At the moment, the messaging to western European consumers has barely risen above the level of gentle hints to please turn down the thermostat. We’re surely going to have to go further on the demand side.

In the oil shock of the 1970s, speed limits on roads were lowered to reduce consumption. It may not come to that this time, but, one way or another, a chunk of demand has to be removed.

Voluntary measures when oil is at $126 a barrel are easier than enforced ones at $200. Betting everything on the EU’s rapid reinvention of its supply infrastructure is quite a gamble.

Wild goings-on in the metal markets

Mind you, the gyrations in energy markets have nothing on the wild goings-on with metals. Nickel doubled in price on Tuesday to a record $100,000 a tonne, forcing the London Metal Exchange to halt trading on “orderly market grounds”.

It’s an old-fashioned tale of a savage squeeze on short-sellers, given extra impetus on this occasion by big trading houses’ self-sanctioning stances towards Russian purchases.

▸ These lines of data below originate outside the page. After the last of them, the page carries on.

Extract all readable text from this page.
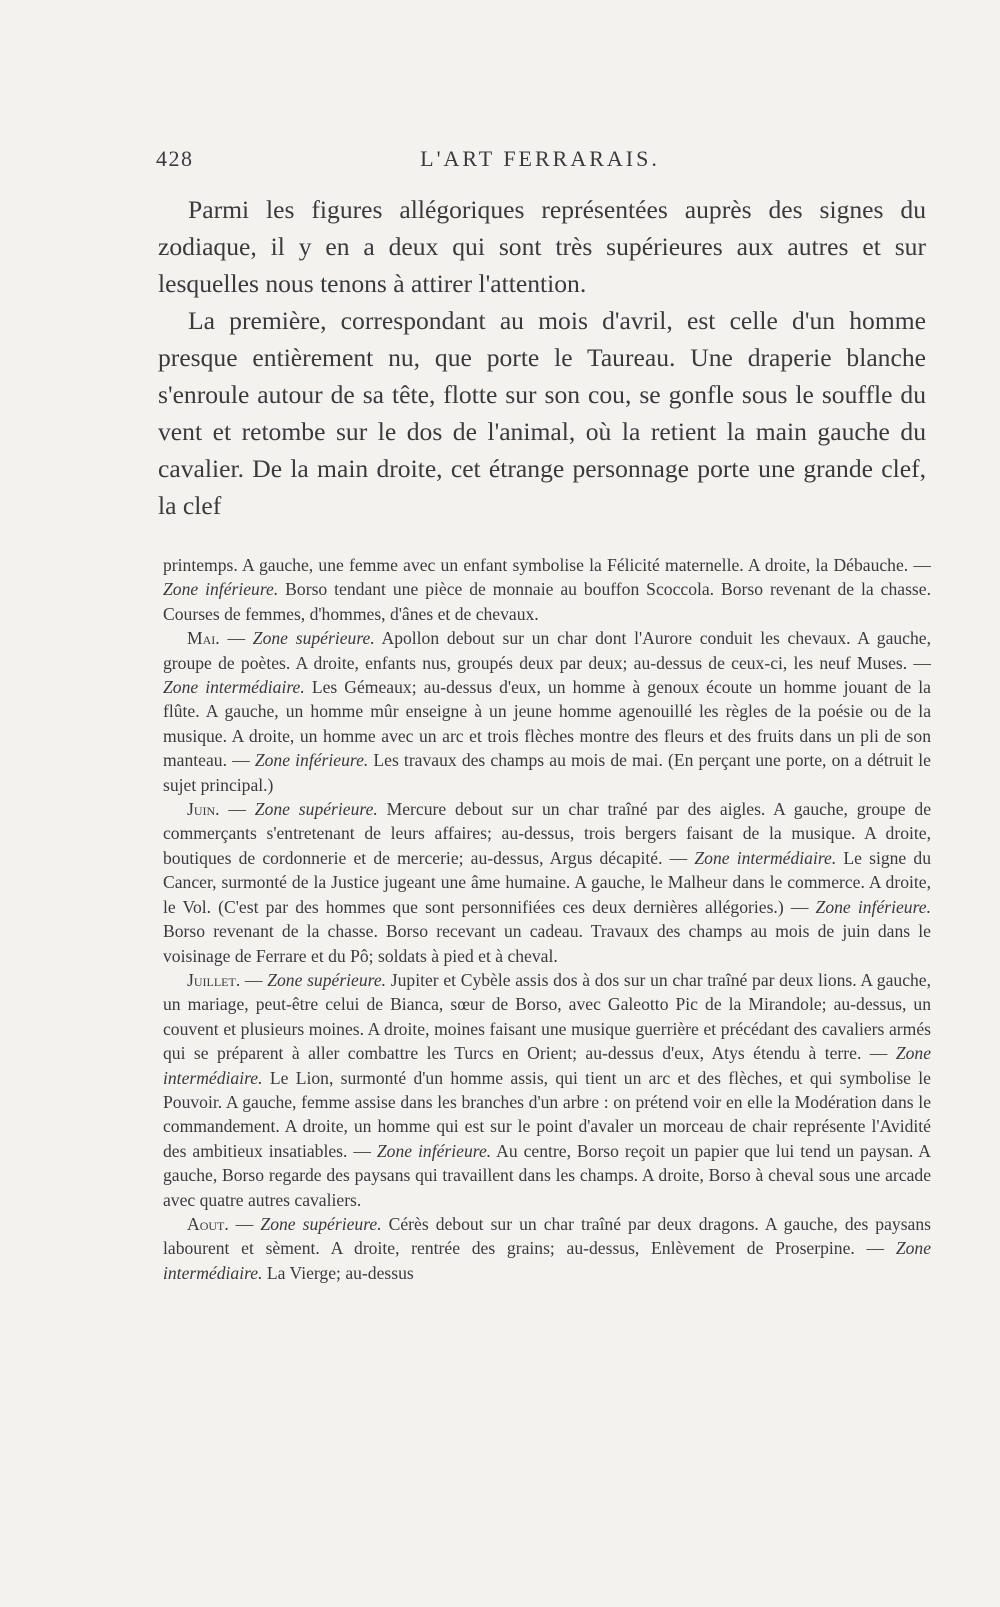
428	L'ART FERRARAIS.

Parmi les figures allégoriques représentées auprès des signes du zodiaque, il y en a deux qui sont très supérieures aux autres et sur lesquelles nous tenons à attirer l'attention.

La première, correspondant au mois d'avril, est celle d'un homme presque entièrement nu, que porte le Taureau. Une draperie blanche s'enroule autour de sa tête, flotte sur son cou, se gonfle sous le souffle du vent et retombe sur le dos de l'animal, où la retient la main gauche du cavalier. De la main droite, cet étrange personnage porte une grande clef, la clef

printemps. A gauche, une femme avec un enfant symbolise la Félicité maternelle. A droite, la Débauche. — Zone inférieure. Borso tendant une pièce de monnaie au bouffon Scoccola. Borso revenant de la chasse. Courses de femmes, d'hommes, d'ânes et de chevaux.

Mai. — Zone supérieure. Apollon debout sur un char dont l'Aurore conduit les chevaux. A gauche, groupe de poètes. A droite, enfants nus, groupés deux par deux; au-dessus de ceux-ci, les neuf Muses. — Zone intermédiaire. Les Gémeaux; au-dessus d'eux, un homme à genoux écoute un homme jouant de la flûte. A gauche, un homme mûr enseigne à un jeune homme agenouillé les règles de la poésie ou de la musique. A droite, un homme avec un arc et trois flèches montre des fleurs et des fruits dans un pli de son manteau. — Zone inférieure. Les travaux des champs au mois de mai. (En perçant une porte, on a détruit le sujet principal.)

Juin. — Zone supérieure. Mercure debout sur un char traîné par des aigles. A gauche, groupe de commerçants s'entretenant de leurs affaires; au-dessus, trois bergers faisant de la musique. A droite, boutiques de cordonnerie et de mercerie; au-dessus, Argus décapité. — Zone intermédiaire. Le signe du Cancer, surmonté de la Justice jugeant une âme humaine. A gauche, le Malheur dans le commerce. A droite, le Vol. (C'est par des hommes que sont personnifiées ces deux dernières allégories.) — Zone inférieure. Borso revenant de la chasse. Borso recevant un cadeau. Travaux des champs au mois de juin dans le voisinage de Ferrare et du Pô; soldats à pied et à cheval.

Juillet. — Zone supérieure. Jupiter et Cybèle assis dos à dos sur un char traîné par deux lions. A gauche, un mariage, peut-être celui de Bianca, sœur de Borso, avec Galeotto Pic de la Mirandole; au-dessus, un couvent et plusieurs moines. A droite, moines faisant une musique guerrière et précédant des cavaliers armés qui se préparent à aller combattre les Turcs en Orient; au-dessus d'eux, Atys étendu à terre. — Zone intermédiaire. Le Lion, surmonté d'un homme assis, qui tient un arc et des flèches, et qui symbolise le Pouvoir. A gauche, femme assise dans les branches d'un arbre : on prétend voir en elle la Modération dans le commandement. A droite, un homme qui est sur le point d'avaler un morceau de chair représente l'Avidité des ambitieux insatiables. — Zone inférieure. Au centre, Borso reçoit un papier que lui tend un paysan. A gauche, Borso regarde des paysans qui travaillent dans les champs. A droite, Borso à cheval sous une arcade avec quatre autres cavaliers.

Aout. — Zone supérieure. Cérès debout sur un char traîné par deux dragons. A gauche, des paysans labourent et sèment. A droite, rentrée des grains; au-dessus, Enlèvement de Proserpine. — Zone intermédiaire. La Vierge; au-dessus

China Construction Bank was allowed more time to put up extra collateral on behalf of a Chinese stainless steel billionaire who was caught on the wrong side of the action.

Both the state-owned bank and the client will cope, one suspects, but one moral of that story is that some enormous profits and losses will have been made in the past fortnight of turmoil in everything commodity-related.

Aside from operating companies hedging their input costs, hedge funds also fish in these waters. On past form, there will be casualties.